In January 2003, Minosa was slapped with a 54,000-dollar fine for contaminating the environment after a cyanide spill was discovered. The chemicals killed off fish in the Lara River, which flows into the Higuito, the main supply of potable water for the Santa Rosa de Copán region, one of the cradles of the ancient Maya civilisation.

And more irregularities were found in the granting of environmental licenses. The authorisation for Minosa was renewed in August 2003, just as the company threatened to declare bankruptcy.

Juan Carlos Elvir, mayor of Santa Rosa de Copán, told Tierramérica that the public protests against the mining company are so strong "that we have even received death threats."

According to Elvir, his community is not opposed to development, but believes it should be achieved in a balanced way that respects the environment.

The residents are against open pit mining because it requires cutting down the forest.

As the ore is extracted, it is mixed with chemicals like cyanide in order to separate out the metal. Experts say the technique is appropriate for desert areas, but in Honduras it is being used in lush forested valleys.

The mining companies "clear a forest or a hill without taking into account the environmental consequences. They are depleting our natural resources, and the ones who will pay for the results are those of us who live nearby," said the mayor.

Elvir has led actions against Maverick, joined by his colleague, Mayor Amílcar Rodríguez, of La Labor, in the western department of Ocotopeque, on the Guatemalan border.

Maverick holds a state-granted environmental license to exploit 400 hectares in the heart of El Güisayote national reserve, considered one of the "lungs" of western Honduras.

A commission made up of environmental officials, the attorney general, residents, mayors and non-governmental organisation activists found that the license is illegal because it violates laws that prohibit exploitation of resources in protected areas.
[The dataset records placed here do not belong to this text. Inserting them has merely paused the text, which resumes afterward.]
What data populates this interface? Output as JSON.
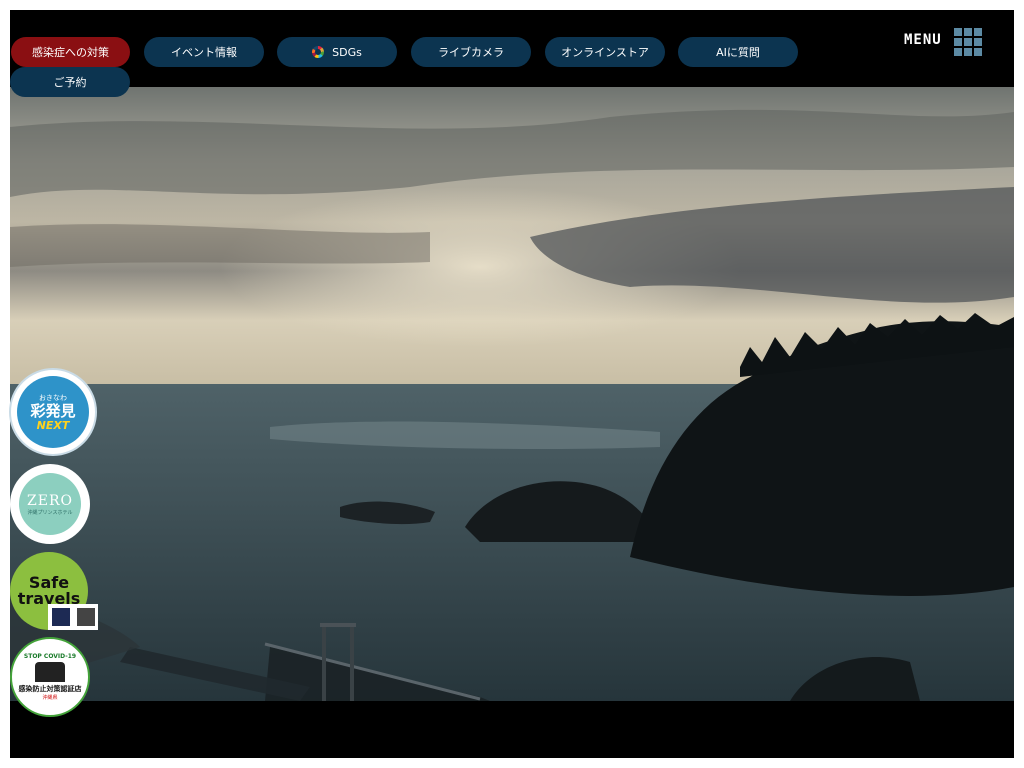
{
  "nav": {
    "items": [
      {
        "label": "感染症への対策",
        "accent": "#8a0f12"
      },
      {
        "label": "イベント情報"
      },
      {
        "label": "SDGs",
        "icon": "sdgs-wheel-icon"
      },
      {
        "label": "ライブカメラ"
      },
      {
        "label": "オンラインストア"
      },
      {
        "label": "AIに質問"
      },
      {
        "label": "ご予約"
      }
    ],
    "menu_label": "MENU",
    "menu_icon": "grid-menu-icon"
  },
  "badges": {
    "ayahakken": {
      "line1": "おきなわ",
      "line2": "彩発見",
      "line3": "NEXT"
    },
    "zero": {
      "title": "ZERO",
      "subtitle": "沖縄プリンスホテル"
    },
    "safe_travels": {
      "line1": "Safe",
      "line2": "travels"
    },
    "covid": {
      "top": "STOP COVID-19",
      "bottom": "感染防止対策認証店",
      "pref": "沖縄県"
    }
  },
  "colors": {
    "nav_pill": "#0c3450",
    "nav_pill_accent": "#8a0f12",
    "menu_grid": "#5c8aa4"
  }
}
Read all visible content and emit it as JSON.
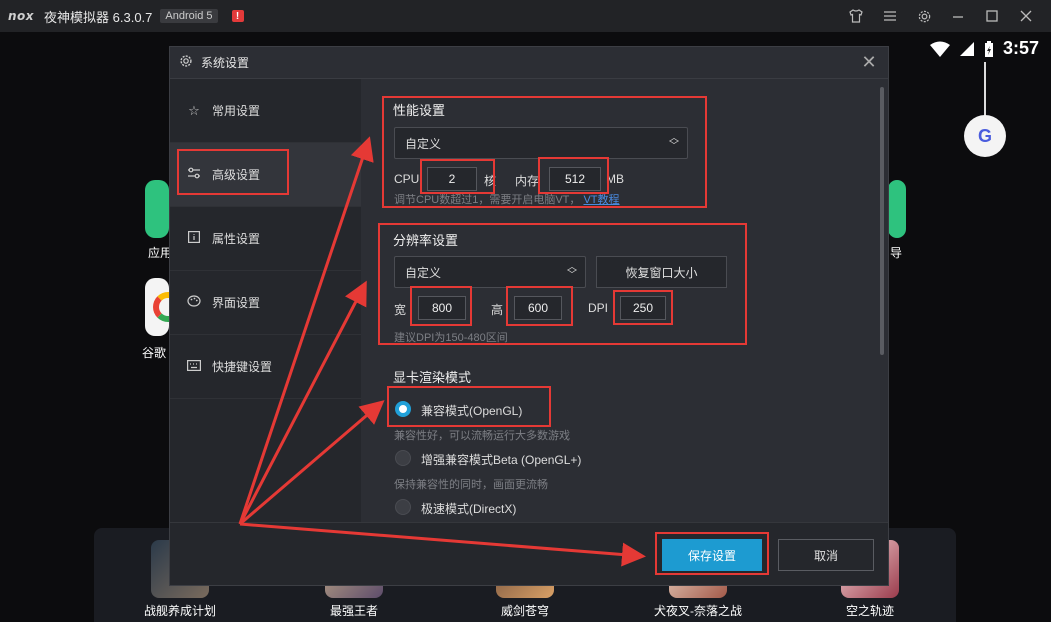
{
  "titlebar": {
    "logo": "nox",
    "title": "夜神模拟器 6.3.0.7",
    "android_badge": "Android 5",
    "alert": "!",
    "icons": [
      "shirt-icon",
      "menu-icon",
      "gear-icon",
      "minimize-icon",
      "maximize-icon",
      "close-icon"
    ]
  },
  "statusbar": {
    "time": "3:57"
  },
  "desktop": {
    "left_label_1": "应用",
    "left_label_2": "谷歌",
    "right_label": "导",
    "bubble": "G"
  },
  "dock": {
    "games": [
      {
        "name": "战舰养成计划"
      },
      {
        "name": "最强王者"
      },
      {
        "name": "威剑苍穹"
      },
      {
        "name": "犬夜叉-奈落之战"
      },
      {
        "name": "空之轨迹"
      }
    ]
  },
  "dialog": {
    "title": "系统设置",
    "close": "✕",
    "sidebar": [
      {
        "label": "常用设置",
        "icon": "star-icon"
      },
      {
        "label": "高级设置",
        "icon": "sliders-icon",
        "active": true
      },
      {
        "label": "属性设置",
        "icon": "info-icon"
      },
      {
        "label": "界面设置",
        "icon": "palette-icon"
      },
      {
        "label": "快捷键设置",
        "icon": "keyboard-icon"
      }
    ],
    "performance": {
      "title": "性能设置",
      "mode": "自定义",
      "cpu_label": "CPU",
      "cpu_value": "2",
      "cpu_unit": "核",
      "mem_label": "内存",
      "mem_value": "512",
      "mem_unit": "MB",
      "hint": "调节CPU数超过1，需要开启电脑VT，",
      "hint_link": "VT教程"
    },
    "resolution": {
      "title": "分辨率设置",
      "mode": "自定义",
      "restore_button": "恢复窗口大小",
      "width_label": "宽",
      "width_value": "800",
      "height_label": "高",
      "height_value": "600",
      "dpi_label": "DPI",
      "dpi_value": "250",
      "hint": "建议DPI为150-480区间"
    },
    "render": {
      "title": "显卡渲染模式",
      "options": [
        {
          "label": "兼容模式(OpenGL)",
          "hint": "兼容性好，可以流畅运行大多数游戏",
          "selected": true
        },
        {
          "label": "增强兼容模式Beta (OpenGL+)",
          "hint": "保持兼容性的同时，画面更流畅",
          "selected": false
        },
        {
          "label": "极速模式(DirectX)",
          "selected": false
        }
      ]
    },
    "footer": {
      "save": "保存设置",
      "cancel": "取消"
    }
  },
  "colors": {
    "accent": "#1d9bd1",
    "annotation": "#e53935",
    "dialog_bg": "#2c2e34",
    "sidebar_bg": "#25272c"
  }
}
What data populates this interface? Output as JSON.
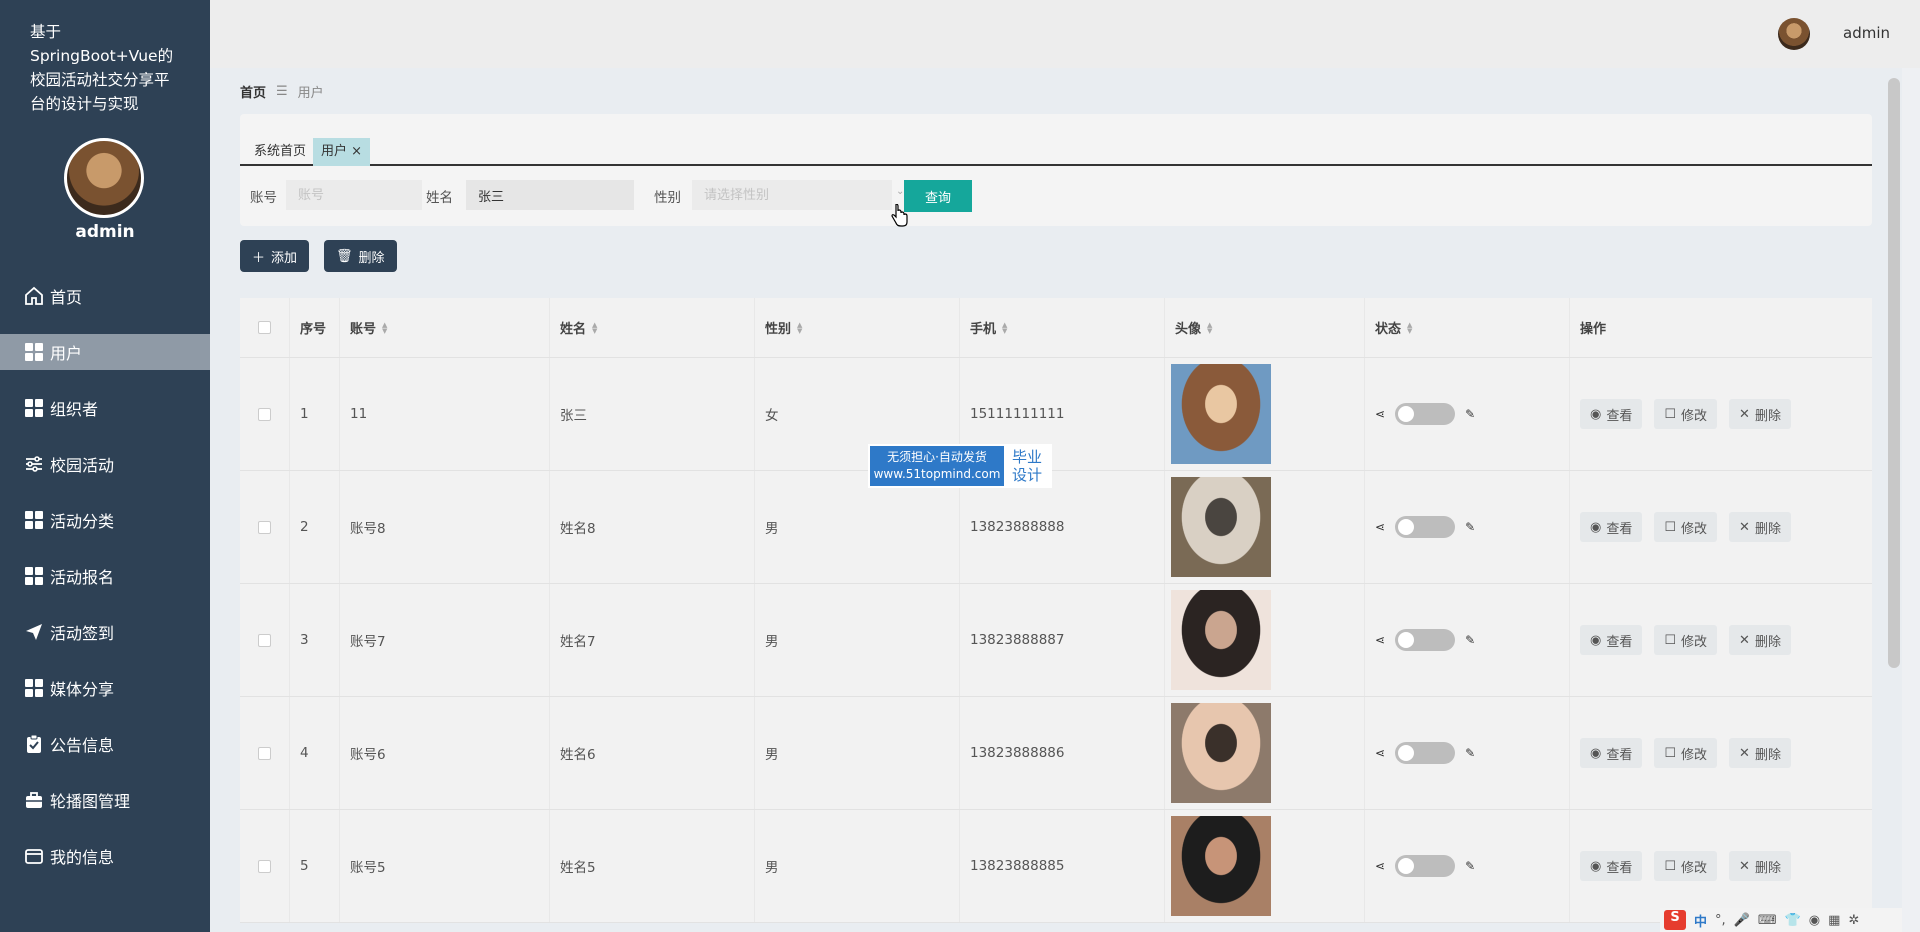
{
  "app": {
    "title": "基于SpringBoot+Vue的校园活动社交分享平台的设计与实现",
    "username": "admin"
  },
  "sidebar": {
    "items": [
      {
        "label": "首页",
        "icon": "home-icon"
      },
      {
        "label": "用户",
        "icon": "grid-icon"
      },
      {
        "label": "组织者",
        "icon": "grid-icon"
      },
      {
        "label": "校园活动",
        "icon": "sliders-icon"
      },
      {
        "label": "活动分类",
        "icon": "grid-icon"
      },
      {
        "label": "活动报名",
        "icon": "grid-icon"
      },
      {
        "label": "活动签到",
        "icon": "send-icon"
      },
      {
        "label": "媒体分享",
        "icon": "grid-icon"
      },
      {
        "label": "公告信息",
        "icon": "clipboard-icon"
      },
      {
        "label": "轮播图管理",
        "icon": "briefcase-icon"
      },
      {
        "label": "我的信息",
        "icon": "card-icon"
      }
    ],
    "active": "用户"
  },
  "topbar": {
    "username": "admin"
  },
  "breadcrumb": {
    "home": "首页",
    "sep": "☰",
    "current": "用户"
  },
  "tabs": [
    {
      "label": "系统首页"
    },
    {
      "label": "用户",
      "close": "×"
    }
  ],
  "search": {
    "account_label": "账号",
    "account_placeholder": "账号",
    "name_label": "姓名",
    "name_value": "张三",
    "gender_label": "性别",
    "gender_placeholder": "请选择性别",
    "query_button": "查询"
  },
  "actions": {
    "add": "添加",
    "delete": "删除"
  },
  "table": {
    "headers": [
      "序号",
      "账号",
      "姓名",
      "性别",
      "手机",
      "头像",
      "状态",
      "操作"
    ],
    "rows": [
      {
        "index": "1",
        "account": "11",
        "name": "张三",
        "gender": "女",
        "phone": "15111111111",
        "photo_colors": [
          "#e9c7a2",
          "#8a5a3a",
          "#6f9ac2"
        ]
      },
      {
        "index": "2",
        "account": "账号8",
        "name": "姓名8",
        "gender": "男",
        "phone": "13823888888",
        "photo_colors": [
          "#4a4540",
          "#d9d0c4",
          "#7a6a55"
        ]
      },
      {
        "index": "3",
        "account": "账号7",
        "name": "姓名7",
        "gender": "男",
        "phone": "13823888887",
        "photo_colors": [
          "#caa58f",
          "#2b2422",
          "#efe3dc"
        ]
      },
      {
        "index": "4",
        "account": "账号6",
        "name": "姓名6",
        "gender": "男",
        "phone": "13823888886",
        "photo_colors": [
          "#3a302a",
          "#e7c6ae",
          "#8d7a6b"
        ]
      },
      {
        "index": "5",
        "account": "账号5",
        "name": "姓名5",
        "gender": "男",
        "phone": "13823888885",
        "photo_colors": [
          "#c79478",
          "#1d1d1d",
          "#a98066"
        ]
      }
    ],
    "row_actions": {
      "view": "查看",
      "edit": "修改",
      "delete": "删除"
    }
  },
  "watermark": {
    "line1": "无须担心·自动发货",
    "line2": "www.51topmind.com",
    "side1": "毕业",
    "side2": "设计"
  },
  "ime": {
    "brand": "S",
    "mode": "中"
  }
}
The commission says "the damage caused by the activities of logging and levelling are considerable, given the topographic conditions and characteristics of the soil in the zone."

The mining industry generates 45 million dollars annually in Honduras. The most common metals mined here are lead, silver, zinc and, to a lesser extent, gold.

In 112,492 square km of territory, 35,359 square km have been ceded for mineral exploration and exploitation. The concessions have been granted to some 15 companies.

The licenses handed out by the mining directorate must be reviewed, because "we have received many reports of irregularities and we believe the concessions should be granted after seeking consensus with the municipalities affected," state environmental prosecutor Elmer Lizardo told Tierramérica.

Joaquín Agüero, adviser to the Ministry of Environment, said the problem lies in the fact that the Mining Law, approved by Congress three years ago, gives too much authority to the mining directorate.

The agency "is totally independent of the Ministry of Environment and nobody regulates or controls it," says Agüero.

(* Thelma Mejía is a Tierramérica contributor. Originally published Jan. 10 by Latin American newspapers that are part of the Tierramérica network. Tierramérica is a specialised news service produced by IPS with the backing of the United Nations Development Programme and the United Nations Environment Programme.)